Friday, September 11, 2009

My solitary travels end, and a new crowd emerges


I have finally decided to shake off the cobwebs in my mind and write a little bit before I retire for the evening.  A lot has happened since I last updated this blog and at least some of it is noteworthy.

The morning after my excellent final dinner at the Paramythi Taverna with Helene and Amandine, I bought my train ticket back to Athens to meet my HISA classmates and prepare for the ferry trip to Paros.  I was pleasantly surprised the morning of my departure from Kalambaka to see both of my new friends on their way to town from Kastraki.  As it turns out, we were taking the same train, at least for the first bit of our journey.  Between lunch and my train's departure at 6 PM, I alternated between grocery shopping and drinking coffee.  The portion of my train ride with my friends consisted mostly of a French card game I'd never heard of before.  Their connection to Thessaloniki came about an hour into my 5 hour trip, unfortunately.

My arrival in Athens was uneventful, and I successfully navigated both the metro and the Plaka streets to find the Dioskounos Hotel where our group was to meet.  As luck would have it, I met one of the HISA teachers and one assistant (Sarah and Adam) as I approached the door to the hostel.  After settling my bill with the hostel owner, I did my best not to wake up my room mate while settling in.

The next couple of days were a mixture of catching up on sleep (I missed alot between the train ride and late night Plaka excursions with my new friends) and trying to remember names.  We visited the new Acropolis museum, which as luck would have it is filled mostly with plasters casts of the friezes the British stole from Greece in previous centuries.  There are still many excellent sculptures and artifacts held there, but most of the finest friezes from the Parthenon reside in the British Museum (denoted on the Acropolis Museum signage by a discrete 'BM').  It seems to me that if I wanted to study Greek sculpture of that time period, it might be more prudent to visit England than Greece.
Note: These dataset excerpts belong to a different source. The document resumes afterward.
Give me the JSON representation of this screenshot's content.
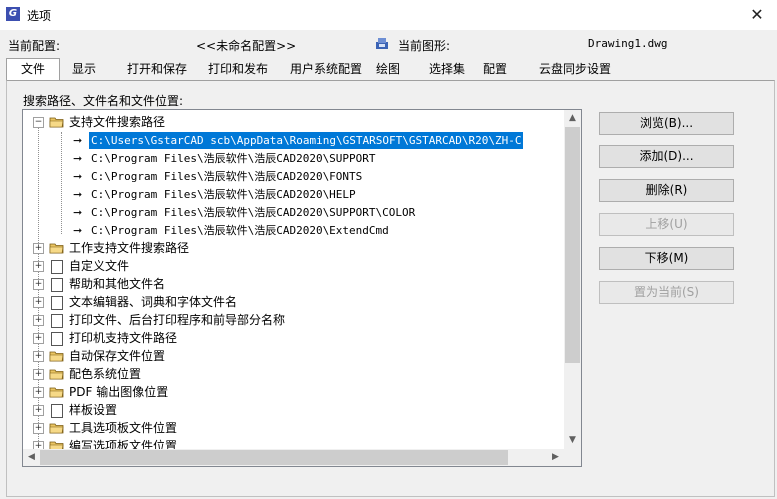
{
  "window": {
    "title": "选项",
    "close": "✕"
  },
  "config": {
    "current_config_label": "当前配置:",
    "current_config_value": "<<未命名配置>>",
    "current_drawing_label": "当前图形:",
    "current_drawing_value": "Drawing1.dwg"
  },
  "tabs": [
    {
      "label": "文件",
      "active": true
    },
    {
      "label": "显示"
    },
    {
      "label": "打开和保存"
    },
    {
      "label": "打印和发布"
    },
    {
      "label": "用户系统配置"
    },
    {
      "label": "绘图"
    },
    {
      "label": "选择集"
    },
    {
      "label": "配置"
    },
    {
      "label": "云盘同步设置"
    }
  ],
  "files_tab": {
    "section_label": "搜索路径、文件名和文件位置:",
    "tree": {
      "support_root": {
        "expander": "−",
        "label": "支持文件搜索路径"
      },
      "support_paths": [
        "C:\\Users\\GstarCAD scb\\AppData\\Roaming\\GSTARSOFT\\GSTARCAD\\R20\\ZH-C",
        "C:\\Program Files\\浩辰软件\\浩辰CAD2020\\SUPPORT",
        "C:\\Program Files\\浩辰软件\\浩辰CAD2020\\FONTS",
        "C:\\Program Files\\浩辰软件\\浩辰CAD2020\\HELP",
        "C:\\Program Files\\浩辰软件\\浩辰CAD2020\\SUPPORT\\COLOR",
        "C:\\Program Files\\浩辰软件\\浩辰CAD2020\\ExtendCmd"
      ],
      "nodes": [
        {
          "label": "工作支持文件搜索路径",
          "icon": "folder-icon"
        },
        {
          "label": "自定义文件",
          "icon": "document-icon"
        },
        {
          "label": "帮助和其他文件名",
          "icon": "document-icon"
        },
        {
          "label": "文本编辑器、词典和字体文件名",
          "icon": "document-icon"
        },
        {
          "label": "打印文件、后台打印程序和前导部分名称",
          "icon": "document-icon"
        },
        {
          "label": "打印机支持文件路径",
          "icon": "document-icon"
        },
        {
          "label": "自动保存文件位置",
          "icon": "folder-icon"
        },
        {
          "label": "配色系统位置",
          "icon": "folder-icon"
        },
        {
          "label": "PDF 输出图像位置",
          "icon": "folder-icon"
        },
        {
          "label": "样板设置",
          "icon": "document-icon"
        },
        {
          "label": "工具选项板文件位置",
          "icon": "folder-icon"
        },
        {
          "label": "编写选项板文件位置",
          "icon": "folder-icon"
        }
      ],
      "expander_collapsed": "+",
      "path_arrow": "➞"
    },
    "scroll": {
      "up": "▲",
      "down": "▼",
      "left": "◀",
      "right": "▶"
    },
    "buttons": {
      "browse": "浏览(B)...",
      "add": "添加(D)...",
      "remove": "删除(R)",
      "move_up": "上移(U)",
      "move_down": "下移(M)",
      "set_current": "置为当前(S)"
    }
  },
  "colors": {
    "selection": "#0078d7",
    "app_icon": "#3c4fb0"
  }
}
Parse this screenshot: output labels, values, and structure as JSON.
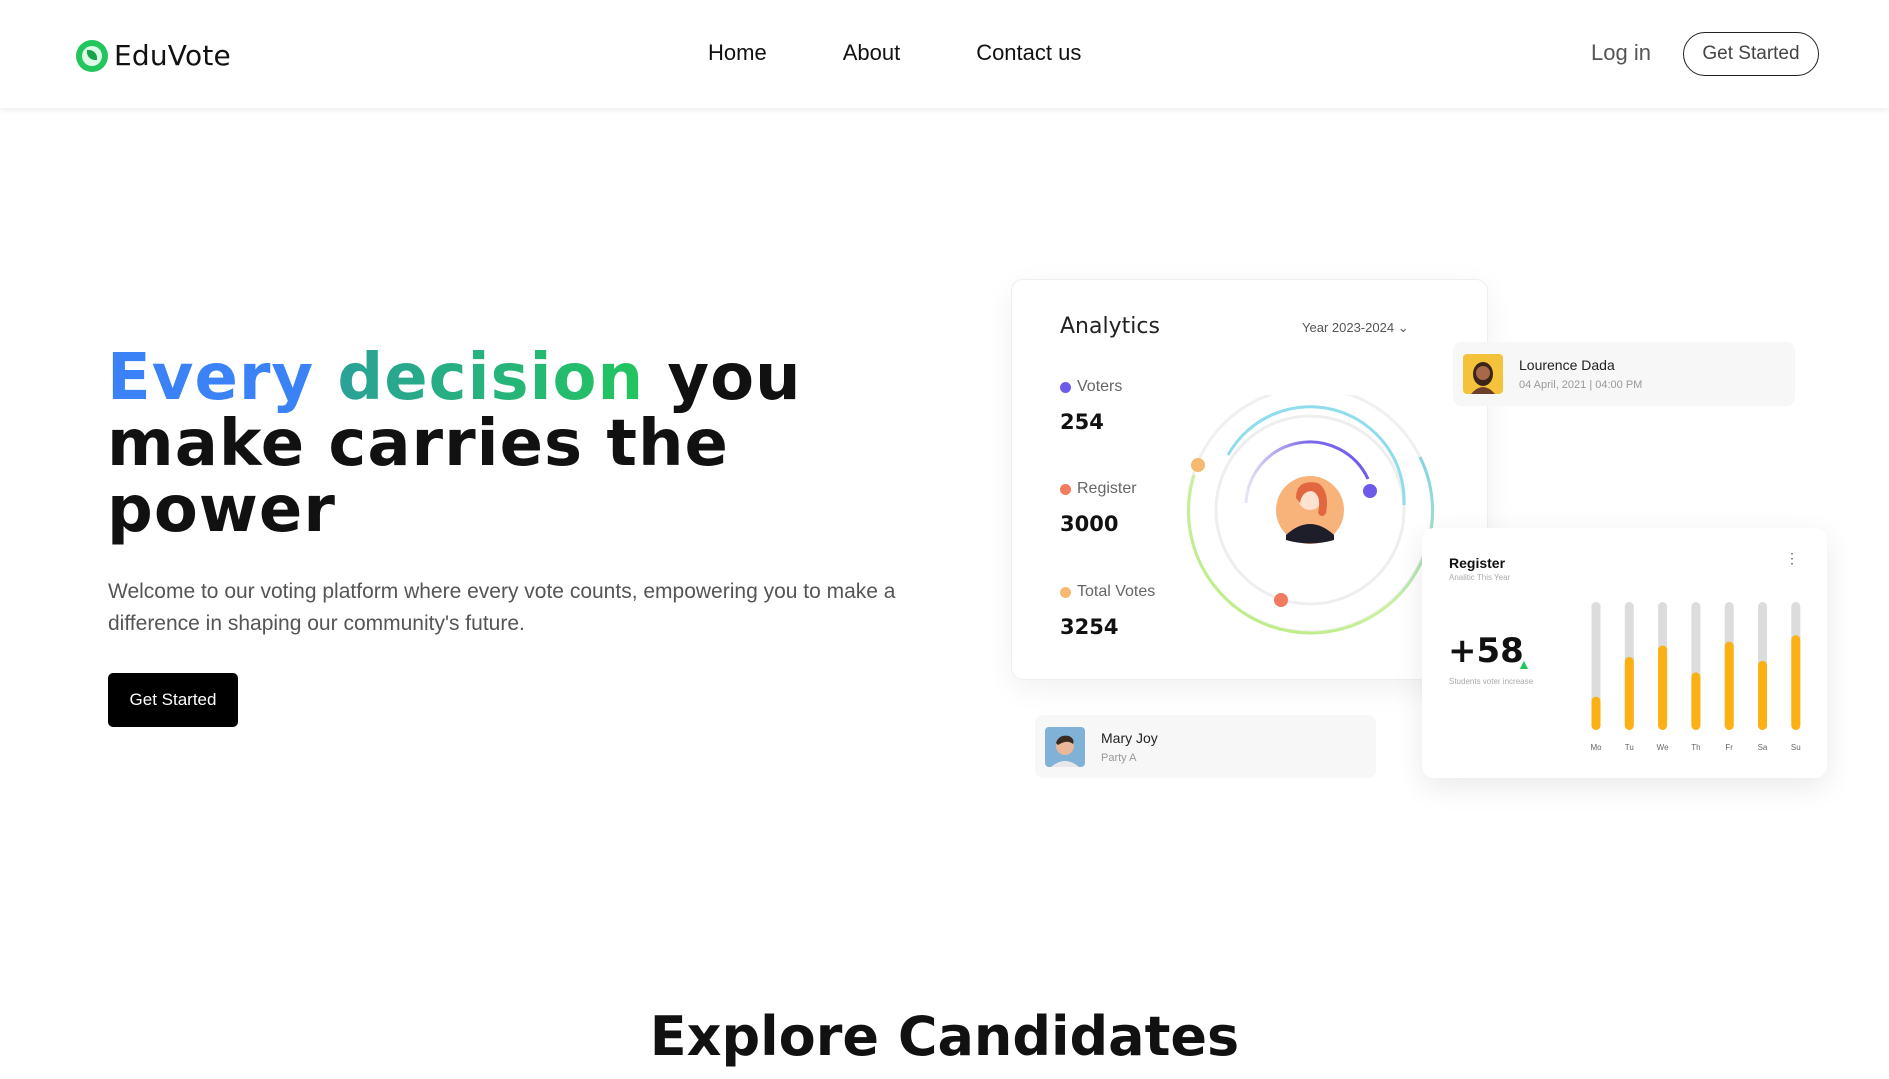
{
  "nav": {
    "brand": "EduVote",
    "links": [
      "Home",
      "About",
      "Contact us"
    ],
    "login": "Log in",
    "cta": "Get Started"
  },
  "hero": {
    "title_every": "Every",
    "title_decision": "decision",
    "title_rest": "you make carries the power",
    "subtitle": "Welcome to our voting platform where every vote counts, empowering you to make a difference in shaping our community's future.",
    "cta": "Get Started"
  },
  "analytics": {
    "title": "Analytics",
    "period": "Year 2023-2024",
    "stats": [
      {
        "label": "Voters",
        "value": "254",
        "color": "#6d5bea"
      },
      {
        "label": "Register",
        "value": "3000",
        "color": "#f47b5f"
      },
      {
        "label": "Total Votes",
        "value": "3254",
        "color": "#f5b971"
      }
    ]
  },
  "person_cards": [
    {
      "name": "Lourence Dada",
      "detail": "04 April, 2021 | 04:00 PM"
    },
    {
      "name": "Mary Joy",
      "detail": "Party A"
    }
  ],
  "register": {
    "title": "Register",
    "subtitle": "Analitic This Year",
    "menu_icon": "more-vertical-icon",
    "value": "+58",
    "note": "Students voter increase"
  },
  "chart_data": {
    "type": "bar",
    "categories": [
      "Mo",
      "Tu",
      "We",
      "Th",
      "Fr",
      "Sa",
      "Su"
    ],
    "values": [
      26,
      57,
      66,
      45,
      69,
      54,
      74
    ],
    "ylim": [
      0,
      100
    ],
    "color": "#fbb014",
    "track_color": "#dcdcdc"
  },
  "sections": {
    "candidates_title": "Explore Candidates"
  }
}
I was somewhat disappointed in the condition of the vast majority of the sculpture held in Athens.  Not because I didn't expect weathering on 3000 year old sculptures, but because so much of what I saw from the same time period in Thessaloniki was in still-polished condition. I'm not sure how a city that is almost unknown to non-Greek tourists managed to get finer specimens of sculpture than Athens did.  Perhaps they have an innate fear that the British will take them if they can find them.

The Parthenon is truly a wondrous sight to behold in person.  I have seen hundreds of photos of it through my life, but none of them do the building itself justice.  Although weathered, ruined, and partially obscured by scaffolding, it is still easy to see the magnificence and beauty of the building, still intact although its walls are not.   The Athena temple near the Parthenon is also outstanding.  It isn't hard to see how such buildings, in their prime, could have inspired the kinds of reactions I had to the monasteries both in Thessaloniki and the Meteora. 

The marble the building itself is hewn from is actually somewhat more translucent than normal marble, so the bright lighting it receives at night makes it even more impressive and ethereal.  It's too bad that visitors aren't allowed at night, seeing the building up close while lit in that manner would be truly breathtaking.